In key moments of the development of new energy vehicles, various sectors are highly sensitive to policy changes. Recently, rumors about the early withdrawal of new energy subsidies have been circulating widely, causing a sharp drop in automotive stocks. According to an online circulated 2018 subsidy plan, subsidies for new energy passenger cars are now categorized based on driving range, moving from three tiers in 2017 to five tiers, with the minimum threshold raised to 150km. The subsidy continues, but those with ranges over 300km receive more support, clearly encouraging manufacturers to focus on producing high-quality, energy-efficient vehicles.
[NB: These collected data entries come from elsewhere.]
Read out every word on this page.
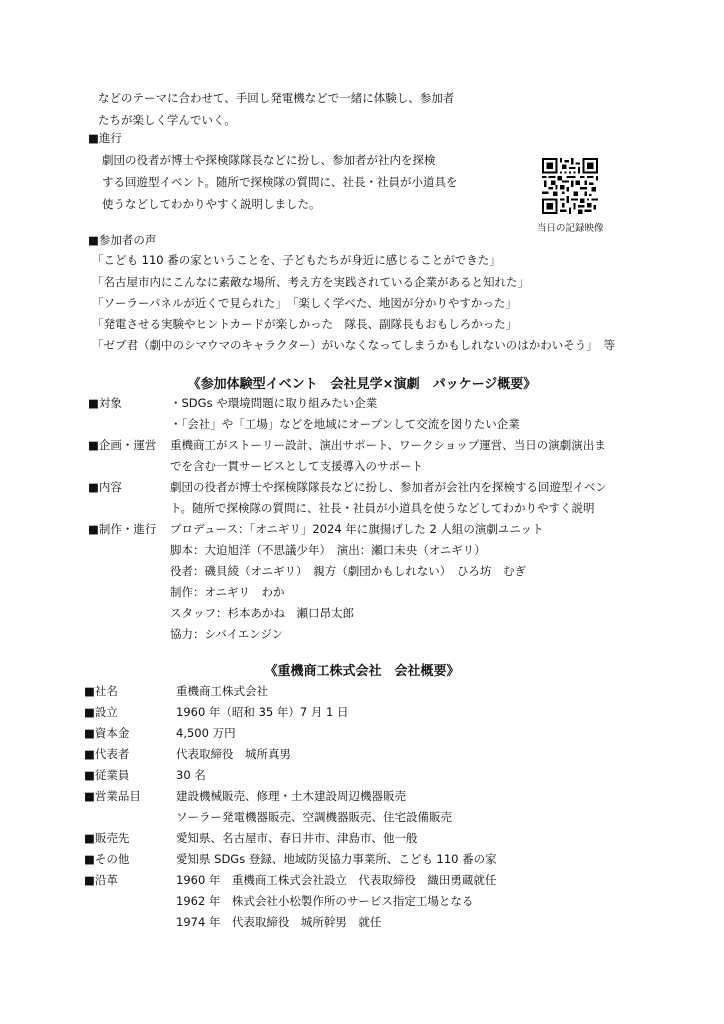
などのテーマに合わせて、手回し発電機などで一緒に体験し、参加者
たちが楽しく学んでいく。
■進行
劇団の役者が博士や探検隊隊長などに扮し、参加者が社内を探検
する回遊型イベント。随所で探検隊の質問に、社長・社員が小道具を
使うなどしてわかりやすく説明しました。
当日の記録映像
■参加者の声
「こども 110 番の家ということを、子どもたちが身近に感じることができた」
「名古屋市内にこんなに素敵な場所、考え方を実践されている企業があると知れた」
「ソーラーパネルが近くで見られた」　「楽しく学べた、地図が分かりやすかった」
「発電させる実験やヒントカードが楽しかった　隊長、副隊長もおもしろかった」
「ゼブ君（劇中のシマウマのキャラクター）がいなくなってしまうかもしれないのはかわいそう」　等
《参加体験型イベント　会社見学×演劇　パッケージ概要》
■対象	・SDGs や環境問題に取り組みたい企業
・「会社」や「工場」などを地域にオープンして交流を図りたい企業
■企画・運営 重機商工がストーリー設計、演出サポート、ワークショップ運営、当日の演劇演出ま
でを含む一貫サービスとして支援導入のサポート
■内容	劇団の役者が博士や探検隊隊長などに扮し、参加者が会社内を探検する回遊型イベン
ト。随所で探検隊の質問に、社長・社員が小道具を使うなどしてわかりやすく説明
■制作・進行 プロデュース：「オニギリ」2024 年に旗揚げした 2 人組の演劇ユニット
脚本：大迫旭洋（不思議少年）　演出：瀬口未央（オニギリ）
役者：磯貝綾（オニギリ）　親方（劇団かもしれない）　ひろ坊　むぎ
制作：オニギリ　わか
スタッフ：杉本あかね　瀬口昂太郎
協力：シバイエンジン
《重機商工株式会社　会社概要》
■社名	重機商工株式会社
■設立	1960 年（昭和 35 年）7 月 1 日
■資本金	4,500 万円
■代表者	代表取締役　城所真男
■従業員	30 名
■営業品目	建設機械販売、修理・土木建設周辺機器販売
ソーラー発電機器販売、空調機器販売、住宅設備販売
■販売先	愛知県、名古屋市、春日井市、津島市、他一般
■その他	愛知県 SDGs 登録、地域防災協力事業所、こども 110 番の家
■沿革	1960 年　重機商工株式会社設立　代表取締役　織田勇蔵就任
1962 年　株式会社小松製作所のサービス指定工場となる
1974 年　代表取締役　城所幹男　就任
The subsidy reduction was previously outlined by several government ministries, including the Ministry of Finance, the National Development and Reform Commission, and the Ministry of Industry and Information Technology. Based on last year’s policy direction, new energy vehicle subsidies were scheduled to decrease by 20% in 2019 and by 40% in 2020 compared to 2016 levels, with full withdrawal by 2020. If the latest 2018 policy is finalized, it could represent a nearly 40% cut, effectively accelerating the subsidy reduction schedule by one year.
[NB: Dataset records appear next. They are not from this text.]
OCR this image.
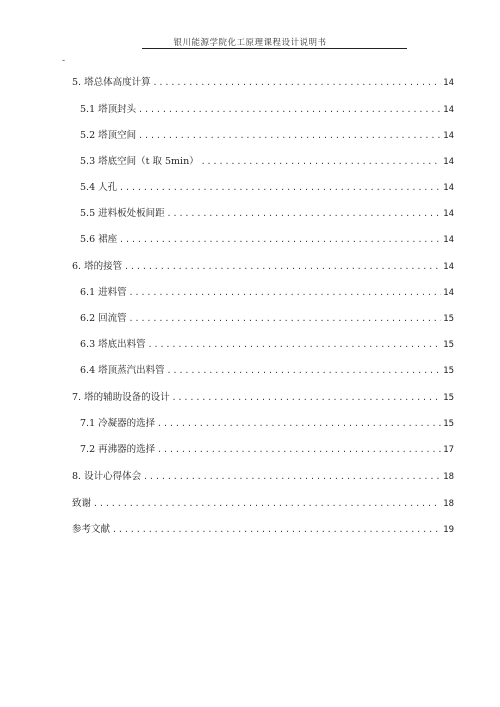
银川能源学院化工原理课程设计说明书
-
5. 塔总体高度计算 .....	14
5.1 塔顶封头 .....	14
5.2 塔顶空间 .....	14
5.3 塔底空间（t 取 5min） .....	14
5.4 人孔 .....	14
5.5 进料板处板间距 .....	14
5.6 裙座 .....	14
6. 塔的接管 .....	14
6.1 进料管 .....	14
6.2 回流管 .....	15
6.3 塔底出料管 .....	15
6.4 塔顶蒸汽出料管 .....	15
7. 塔的辅助设备的设计 .....	15
7.1 冷凝器的选择 .....	15
7.2 再沸器的选择 .....	17
8. 设计心得体会 .....	18
致谢 .....	18
参考文献 .....	19
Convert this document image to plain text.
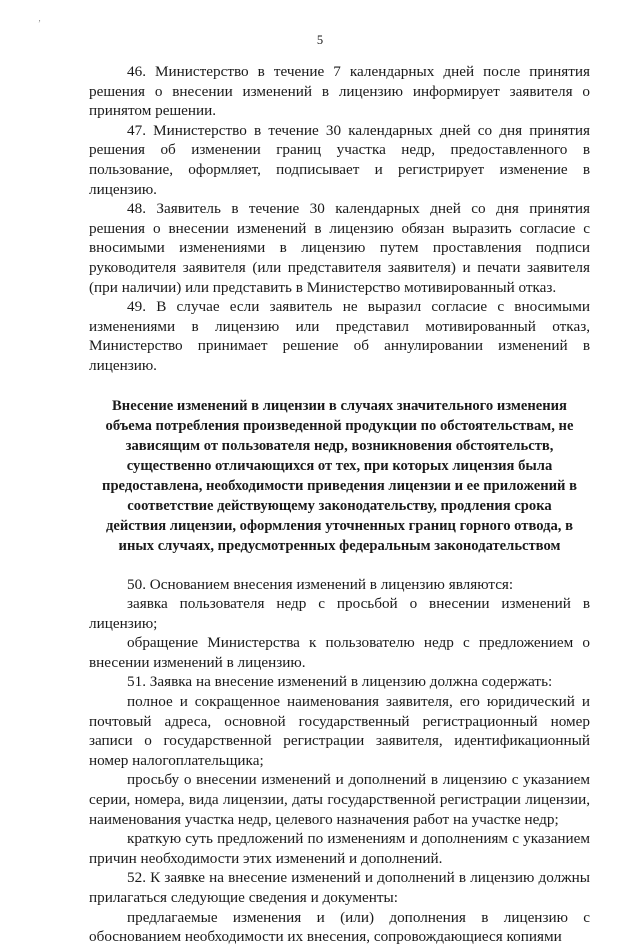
‚
5

46. Министерство в течение 7 календарных дней после принятия решения о внесении изменений в лицензию информирует заявителя о принятом решении.

47. Министерство в течение 30 календарных дней со дня принятия решения об изменении границ участка недр, предоставленного в пользование, оформляет, подписывает и регистрирует изменение в лицензию.

48. Заявитель в течение 30 календарных дней со дня принятия решения о внесении изменений в лицензию обязан выразить согласие с вносимыми изменениями в лицензию путем проставления подписи руководителя заявителя (или представителя заявителя) и печати заявителя (при наличии) или представить в Министерство мотивированный отказ.

49. В случае если заявитель не выразил согласие с вносимыми изменениями в лицензию или представил мотивированный отказ, Министерство принимает решение об аннулировании изменений в лицензию.

Внесение изменений в лицензии в случаях значительного изменения объема потребления произведенной продукции по обстоятельствам, не зависящим от пользователя недр, возникновения обстоятельств, существенно отличающихся от тех, при которых лицензия была предоставлена, необходимости приведения лицензии и ее приложений в соответствие действующему законодательству, продления срока действия лицензии, оформления уточненных границ горного отвода, в иных случаях, предусмотренных федеральным законодательством

50. Основанием внесения изменений в лицензию являются:

заявка пользователя недр с просьбой о внесении изменений в лицензию;

обращение Министерства к пользователю недр с предложением о внесении изменений в лицензию.

51. Заявка на внесение изменений в лицензию должна содержать:

полное и сокращенное наименования заявителя, его юридический и почтовый адреса, основной государственный регистрационный номер записи о государственной регистрации заявителя, идентификационный номер налогоплательщика;

просьбу о внесении изменений и дополнений в лицензию с указанием серии, номера, вида лицензии, даты государственной регистрации лицензии, наименования участка недр, целевого назначения работ на участке недр;

краткую суть предложений по изменениям и дополнениям с указанием причин необходимости этих изменений и дополнений.

52. К заявке на внесение изменений и дополнений в лицензию должны прилагаться следующие сведения и документы:

предлагаемые изменения и (или) дополнения в лицензию с обоснованием необходимости их внесения, сопровождающиеся копиями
Although no official confirmation has come from the Ministry of Finance or the Ministry of Industry and Information Technology, signals suggest that the country is shifting its support from direct subsidies to more strategic guidance. This change will likely impact companies producing low-range A00 electric cars and those focused on electric buses.
Since the 2015 announcement of subsidy withdrawal, the industry has been encouraged to reduce costs, invest in R&D, and develop long-range products. However, incidents like "cheating for subsidies" revealed that some companies did not take the phase-out seriously, still hoping for continued support.
As market-driven policies push the industry forward, early adaptation becomes crucial. For traditional automakers entering the new energy sector, while the subsidy withdrawal may cause short-term pain, adapting quickly can help minimize the impact and shift from passive to proactive strategies.
At the 5th Automotive and Environmental Innovation Forum hosted by Gasgo Motors, Gao Jingjing, project director at Geely Automobile Research Institute, emphasized that Geely's "Blue Geely Action" strategy, launched in 2015, aims for over 90% of its sales to come from new energy vehicles by 2020. Geely has already been making progress toward this goal.
Geely’s new energy vehicles currently follow three main technical routes: pure electric (EV), plug-in hybrid (PHEV), and hybrid electric (HEV). Its EV platform includes models like Emperor Pure Electric, with future upgrades planned. The next-generation PMA platform is expected to match world-class EVs. On the PHEV side, the Dorsett PHEV was recently launched, and the CMA platform with Volvo will introduce both traditional and plug-in hybrid models. The 7DCTH platform will integrate Volvo technology into Geely models, with new models expected next year.
Guangqi Auto, under Chief Technical Director Qi Hongzhong, has also been actively developing new energy technologies. Although current sales are modest, the company has been researching new energy solutions for years, launching several models this year. They are also working on new energy models for joint venture brands, marking a shift from independent to collaborative development.
GAC has developed multiple core technologies, including battery systems, motor units, and electromechanical coupling systems. Their pure electric platforms include two EV systems and three HEV/PHEV platforms. By 2019, GAC plans to launch new EV and PHEV models, with third-generation EV and PHEV platforms set for 2021.
FAW Group has also prioritized new energy vehicle development. Wang Deping, Deputy Director of FAW’s New Energy Office, explained that they merged divisions to create a dedicated new energy institute. FAW’s “1233†strategy includes building a 48V platform, two hybrid platforms, and three pure electric brands, with plans to release these by early next year.
While focusing on new energy, traditional vehicle efficiency remains important. Wang noted that different vehicle classes require tailored approaches—A-class using 48V tech, B-class using HEV, and C-class using PHEV to meet fuel consumption standards.
Zhan Yusong of Changan Auto echoed similar views, emphasizing that different electrification paths have varying performance and cost implications. He suggested hybrid-based models supplemented by pure electric or 48V systems as viable options under current subsidies.
Cui Dongshu of the National Passenger Vehicle Market Information Association believes that subsidy adjustments will promote better products and eliminate weaker players. While the 2018 policy is not yet confirmed, companies must focus on innovation and cost reduction. As the new energy sector matures, success will depend on market forces, policy, and technological advancement—not just subsidies.